A cynical gesture for a cynical age, pivoting is designed for a public sphere where bad faith is a given and attention, of any kind, is the ultimate commodity. Trump knows how to profit from the attention economy, but he is not playing the multidimensional chess with which his enemies (and allies) occasionally credit him. Instead, he seems to be a creature of pure id, making impulsive, superficial decisions based on what he sees around himself. Trump sometimes changes his mind, but he rarely manages to act in any strategic sense. The mistake the media sometimes make is crediting Trump with strategic brilliance when he’s capable of nothing of the sort. But it can seem as if Trump’s behavior is so venal, so beyond pale and precedent, that it must reflect some kind of plan. Who would act this way otherwise?

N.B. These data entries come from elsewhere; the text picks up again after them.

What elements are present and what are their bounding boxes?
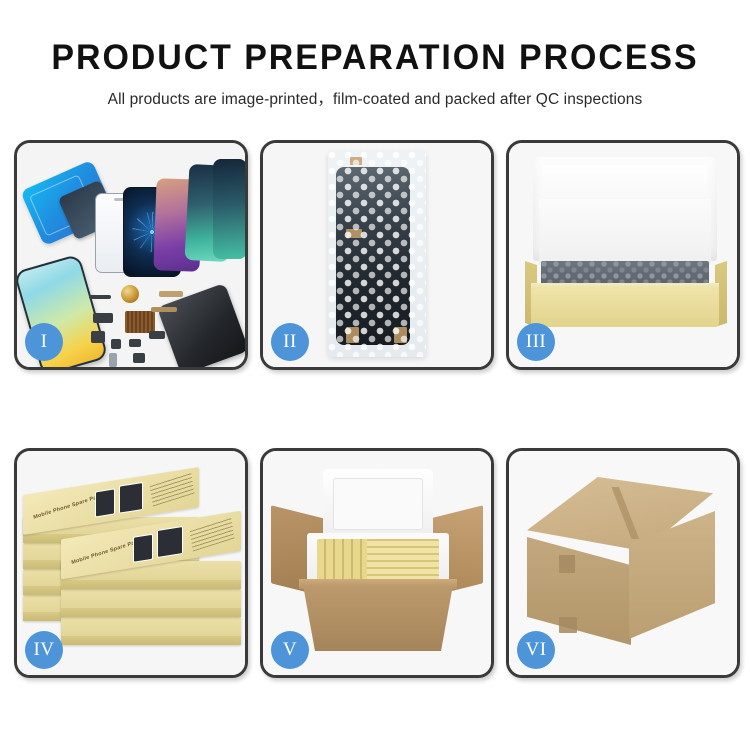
step-badge-1: I xyxy=(25,323,63,361)
box-spec-lines-left xyxy=(150,472,195,506)
step-badge-2: II xyxy=(271,323,309,361)
product-preparation-infographic: PRODUCT PREPARATION PROCESS All products… xyxy=(0,0,750,750)
box-window-right-1 xyxy=(133,534,153,563)
bubble-wrap-package xyxy=(328,151,426,357)
retail-box-label-left: Mobile Phone Spare Parts xyxy=(33,493,104,521)
part-flex-strip xyxy=(89,295,111,299)
packed-retail-boxes-row-2 xyxy=(367,539,439,581)
phone-display-teal-2 xyxy=(213,159,245,259)
step-badge-5: V xyxy=(271,631,309,669)
part-connector xyxy=(129,339,141,347)
box-edge xyxy=(61,580,241,589)
step-4-illustration: Mobile Phone Spare Parts Mobile Phone Sp… xyxy=(17,451,245,675)
step-2-illustration: II xyxy=(263,143,491,367)
foam-sheet xyxy=(539,199,711,265)
step-1-illustration: I xyxy=(17,143,245,367)
part-button xyxy=(111,339,121,349)
part-camera xyxy=(93,313,113,323)
part-vibrator xyxy=(133,353,145,363)
step-panel-5: V xyxy=(260,448,494,678)
page-subtitle: All products are image-printed，film-coat… xyxy=(0,87,750,109)
step-6-illustration: VI xyxy=(509,451,737,675)
step-panel-2: II xyxy=(260,140,494,370)
part-bracket xyxy=(91,331,105,343)
step-panel-4: Mobile Phone Spare Parts Mobile Phone Sp… xyxy=(14,448,248,678)
header: PRODUCT PREPARATION PROCESS All products… xyxy=(0,0,750,109)
box-window-left-2 xyxy=(119,482,143,514)
carton-tab-upper xyxy=(559,555,575,573)
part-sensor xyxy=(149,331,165,339)
process-steps-grid: I II xyxy=(14,140,744,678)
box-edge xyxy=(61,608,241,617)
part-flex-cable xyxy=(159,291,183,297)
step-badge-4: IV xyxy=(25,631,63,669)
carton-front-panel xyxy=(303,585,453,651)
box-front-panel xyxy=(531,289,719,327)
page-title: PRODUCT PREPARATION PROCESS xyxy=(11,40,739,75)
step-3-illustration: III xyxy=(509,143,737,367)
logic-board-chip xyxy=(125,311,155,333)
step-badge-6: VI xyxy=(517,631,555,669)
part-sim-tray xyxy=(109,353,117,367)
spare-parts-group xyxy=(89,283,199,363)
step-5-illustration: V xyxy=(263,451,491,675)
foam-cooler-lid xyxy=(323,469,433,539)
retail-box-label-right: Mobile Phone Spare Parts xyxy=(71,538,142,566)
step-panel-3: III xyxy=(506,140,740,370)
box-window-right-2 xyxy=(157,526,183,558)
step-panel-1: I xyxy=(14,140,248,370)
retail-box-right-5 xyxy=(61,617,241,645)
step-panel-6: VI xyxy=(506,448,740,678)
retail-box-right-4 xyxy=(61,589,241,617)
box-window-left-1 xyxy=(95,488,115,517)
speaker-module xyxy=(121,285,139,303)
box-edge xyxy=(61,636,241,645)
part-ribbon-cable xyxy=(151,307,177,312)
step-badge-3: III xyxy=(517,323,555,361)
carton-tab-lower xyxy=(559,617,577,633)
box-spec-lines-right xyxy=(190,517,235,551)
bubble-film-texture xyxy=(328,151,426,357)
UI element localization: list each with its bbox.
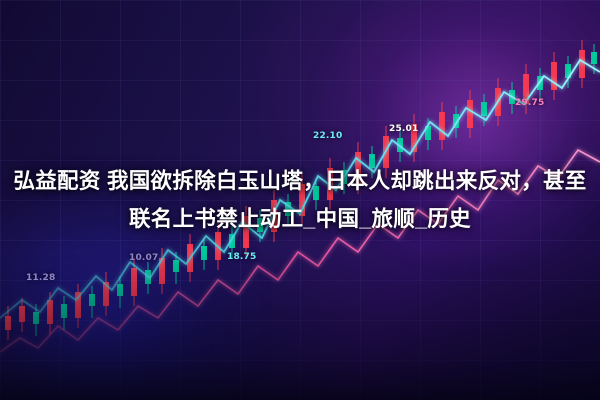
bottom-vignette (0, 250, 600, 400)
chart-value-label: 29.75 (515, 98, 544, 108)
brand-name: 弘益配资 (13, 169, 100, 193)
screenshot-root: 29.7525.0122.1018.7510.0711.28 弘益配资 我国欲拆… (0, 0, 600, 400)
chart-value-label: 25.01 (389, 124, 418, 134)
chart-value-label: 10.07 (129, 253, 158, 263)
candle-body (481, 102, 487, 116)
candle-body (439, 112, 445, 140)
chart-value-label: 18.75 (227, 252, 256, 262)
candle-body (551, 62, 557, 90)
candle-body (591, 52, 597, 64)
headline-text: 我国欲拆除白玉山塔，日本人却跳出来反对，甚至联名上书禁止动工_中国_旅顺_历史 (107, 169, 587, 231)
candle-body (467, 100, 473, 128)
headline-overlay: 弘益配资 我国欲拆除白玉山塔，日本人却跳出来反对，甚至联名上书禁止动工_中国_旅… (0, 162, 600, 238)
chart-value-label: 22.10 (313, 131, 342, 141)
candle-body (579, 50, 585, 78)
chart-value-label: 11.28 (26, 273, 55, 283)
page-title: 弘益配资 我国欲拆除白玉山塔，日本人却跳出来反对，甚至联名上书禁止动工_中国_旅… (8, 162, 592, 238)
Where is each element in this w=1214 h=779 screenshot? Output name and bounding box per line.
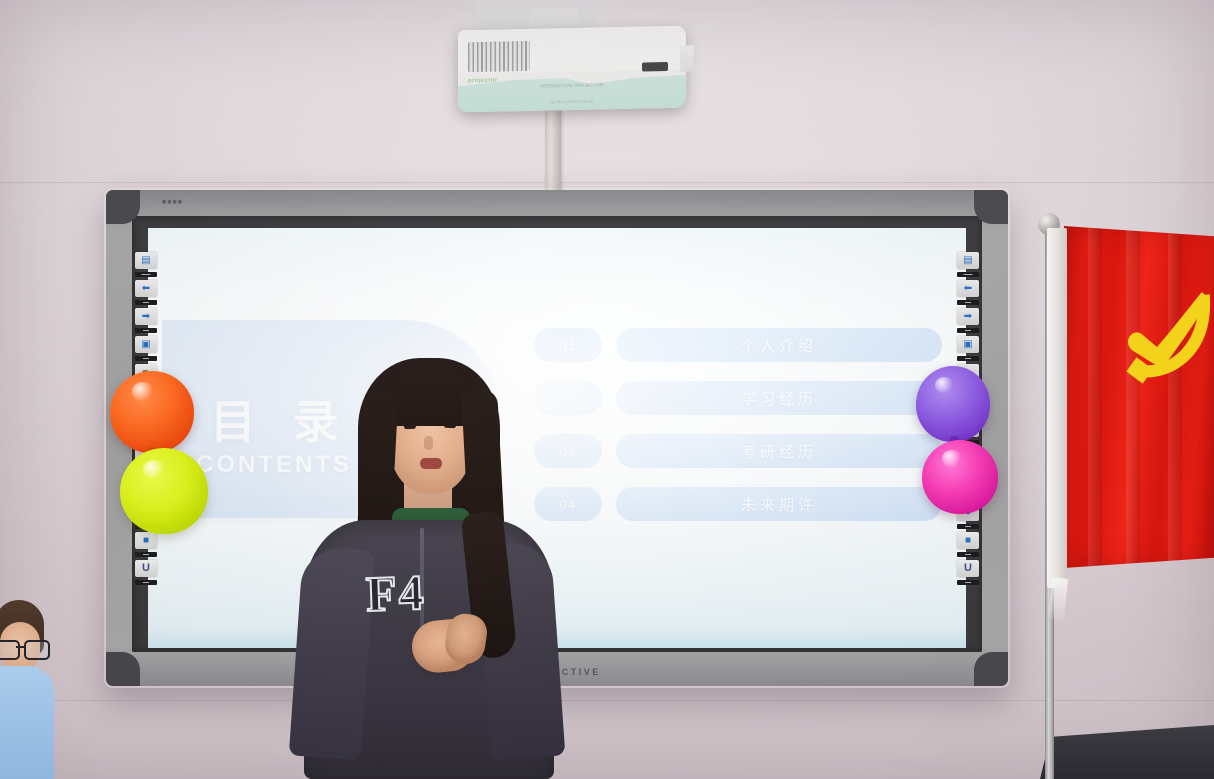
presenter-mouth	[420, 458, 442, 469]
audience-torso	[0, 666, 54, 779]
toolbar-button-usb-icon[interactable]: U	[957, 560, 979, 577]
projector-vent-grille	[468, 41, 530, 72]
toolbar-button-arrow-left-icon[interactable]: ⬅	[957, 280, 979, 297]
projector-side-panel	[680, 45, 694, 72]
frame-corner-bottom-right	[974, 652, 1008, 686]
page-icon: ▤	[963, 256, 972, 266]
toolbar-button-caption: ▬▬	[135, 328, 157, 333]
whiteboard-top-brand: ■■■■	[162, 199, 183, 206]
arrow-left-icon: ⬅	[964, 284, 972, 294]
toolbar-button-caption: ▬▬	[957, 300, 979, 305]
projector-brand-label: projector	[468, 78, 498, 85]
agenda-row: 02学习经历	[534, 381, 942, 415]
screen-icon: ▣	[141, 340, 150, 350]
flag-fold-1	[1088, 226, 1102, 568]
agenda-row: 01个人介绍	[534, 328, 942, 362]
toolbar-button-caption: ▬▬	[135, 552, 157, 557]
arrow-right-icon: ➡	[964, 312, 972, 322]
frame-corner-top-right	[974, 190, 1008, 224]
toolbar-button-caption: ▬▬▬	[135, 272, 157, 277]
toolbar-button-caption: ▬▬	[957, 580, 979, 585]
arrow-right-icon: ➡	[142, 312, 150, 322]
usb-icon: U	[964, 563, 972, 574]
agenda-row: 04未来期许	[534, 487, 942, 521]
frame-corner-bottom-left	[106, 652, 140, 686]
agenda-label-pill: 未来期许	[616, 487, 942, 521]
presenter-hoodie-text: F4	[365, 563, 427, 623]
glasses-icon	[0, 640, 48, 656]
flag-sleeve	[1047, 228, 1067, 588]
display-icon: ■	[965, 536, 971, 546]
presenter-arm-left	[289, 546, 375, 761]
toolbar-button-caption: ▬▬	[957, 356, 979, 361]
toolbar-button-screen-icon[interactable]: ▣	[957, 336, 979, 353]
hammer-and-sickle-emblem	[1112, 286, 1214, 404]
toolbar-button-usb-icon[interactable]: U	[135, 560, 157, 577]
projector-port	[642, 62, 668, 72]
balloon-purple	[916, 366, 990, 442]
toolbar-button-caption: ▬▬▬	[957, 272, 979, 277]
usb-icon: U	[142, 563, 150, 574]
glasses-lens-right	[24, 640, 50, 660]
balloon-yellow	[120, 448, 208, 534]
slide-agenda-list: 01个人介绍02学习经历03考研经历04未来期许	[534, 328, 942, 521]
toolbar-button-page-icon[interactable]: ▤	[957, 252, 979, 269]
toolbar-button-caption: ▬▬	[957, 328, 979, 333]
balloon-orange	[110, 371, 194, 453]
presenter: F4	[296, 352, 558, 779]
classroom-scene: projector INTERACTIVE PROJECTOR ULTRA SH…	[0, 0, 1214, 779]
projector-accent-panel	[458, 66, 686, 113]
agenda-label-pill: 考研经历	[616, 434, 942, 468]
toolbar-button-display-icon[interactable]: ■	[957, 532, 979, 549]
audience-member	[0, 600, 58, 779]
agenda-row: 03考研经历	[534, 434, 942, 468]
glasses-lens-left	[0, 640, 20, 660]
toolbar-button-arrow-right-icon[interactable]: ➡	[135, 308, 157, 325]
agenda-label-pill: 学习经历	[616, 381, 942, 415]
toolbar-button-caption: ▬▬	[957, 552, 979, 557]
arrow-left-icon: ⬅	[142, 284, 150, 294]
toolbar-button-caption: ▬▬	[135, 580, 157, 585]
toolbar-button-arrow-right-icon[interactable]: ➡	[957, 308, 979, 325]
display-icon: ■	[143, 536, 149, 546]
page-icon: ▤	[141, 256, 150, 266]
projector-body: projector INTERACTIVE PROJECTOR ULTRA SH…	[458, 26, 686, 113]
toolbar-button-arrow-left-icon[interactable]: ⬅	[135, 280, 157, 297]
toolbar-button-caption: ▬▬	[135, 300, 157, 305]
wall-seam-lower	[0, 700, 1214, 701]
toolbar-button-screen-icon[interactable]: ▣	[135, 336, 157, 353]
toolbar-button-display-icon[interactable]: ■	[135, 532, 157, 549]
wall-seam-upper	[0, 182, 1214, 183]
presenter-nose	[424, 436, 433, 450]
toolbar-button-page-icon[interactable]: ▤	[135, 252, 157, 269]
agenda-label-pill: 个人介绍	[616, 328, 942, 362]
toolbar-button-caption: ▬▬	[957, 524, 979, 529]
balloon-pink	[922, 440, 998, 514]
toolbar-button-caption: ▬▬	[135, 356, 157, 361]
screen-icon: ▣	[963, 340, 972, 350]
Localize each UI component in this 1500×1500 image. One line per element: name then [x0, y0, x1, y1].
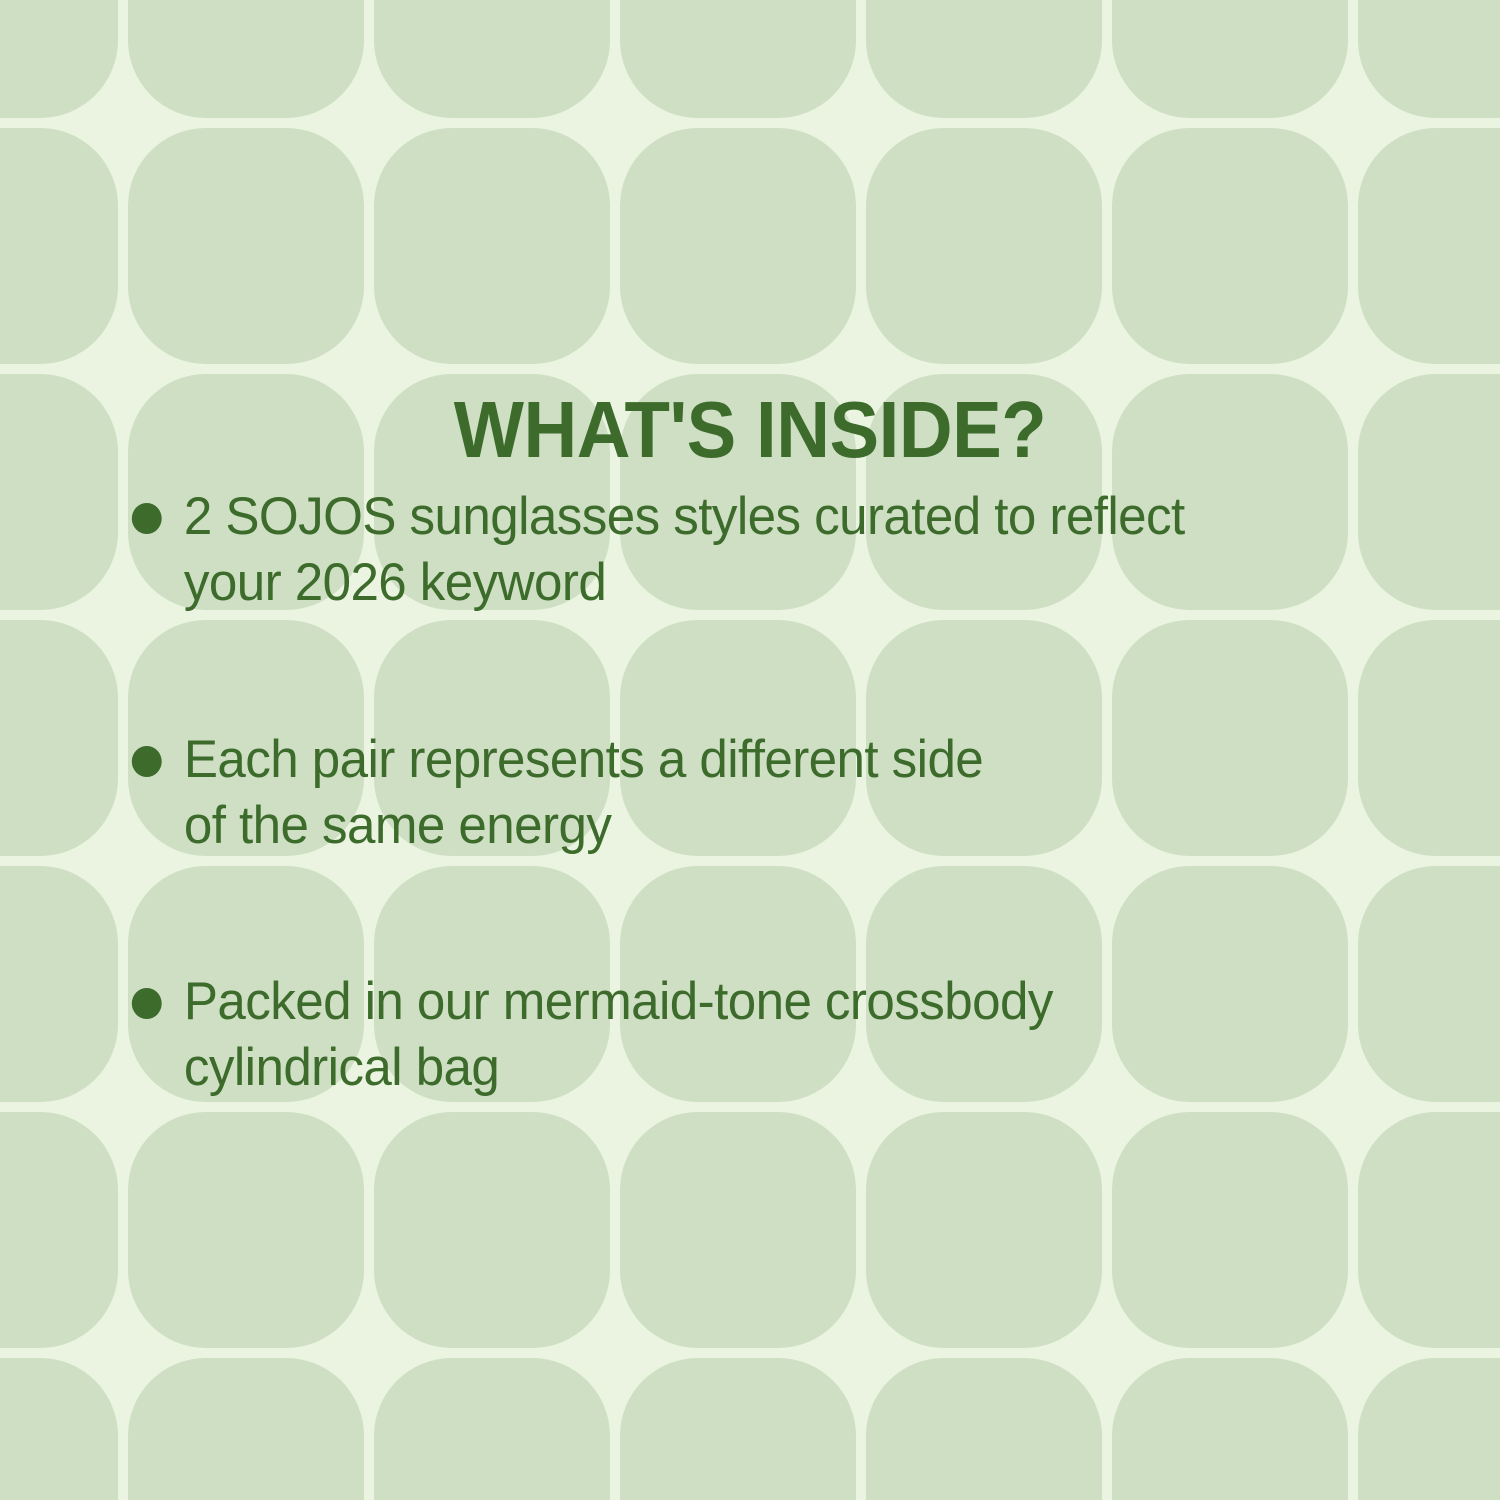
list-item: Packed in our mermaid-tone crossbody cyl…: [126, 969, 1371, 1102]
poster-content: WHAT'S INSIDE? 2 SOJOS sunglasses styles…: [0, 0, 1500, 1500]
bullet-dot-icon: [132, 988, 162, 1019]
bullet-dot-icon: [132, 503, 162, 534]
list-item: 2 SOJOS sunglasses styles curated to ref…: [126, 484, 1371, 617]
bullet-dot-icon: [132, 746, 162, 777]
list-item-label: Each pair represents a different side of…: [184, 727, 1371, 860]
page-title: WHAT'S INSIDE?: [53, 390, 1448, 470]
poster-canvas: WHAT'S INSIDE? 2 SOJOS sunglasses styles…: [0, 0, 1500, 1500]
list-item-label: 2 SOJOS sunglasses styles curated to ref…: [184, 484, 1371, 617]
list-item-label: Packed in our mermaid-tone crossbody cyl…: [184, 969, 1371, 1102]
feature-bullet-list: 2 SOJOS sunglasses styles curated to ref…: [126, 484, 1416, 1102]
list-item: Each pair represents a different side of…: [126, 727, 1371, 860]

Trump’s innovation is to have mined a deeper vein of cynicism, exhausting the weary tropes of polite political discourse. He is the ultimate pivoter, aimlessly following his own impulses as his administration is mired in daily absurdities. In Trump, the hopelessness and institutional gridlock of our system find their efflorescence; his nihilistic malleability lays bare the fact that all our poli­ticians’ supposedly canny pivots are, at root, pivots to nowhere.

Jacob Silverman, “Spin Cycle”, The New York Times Magazine (3 September 2017), 13.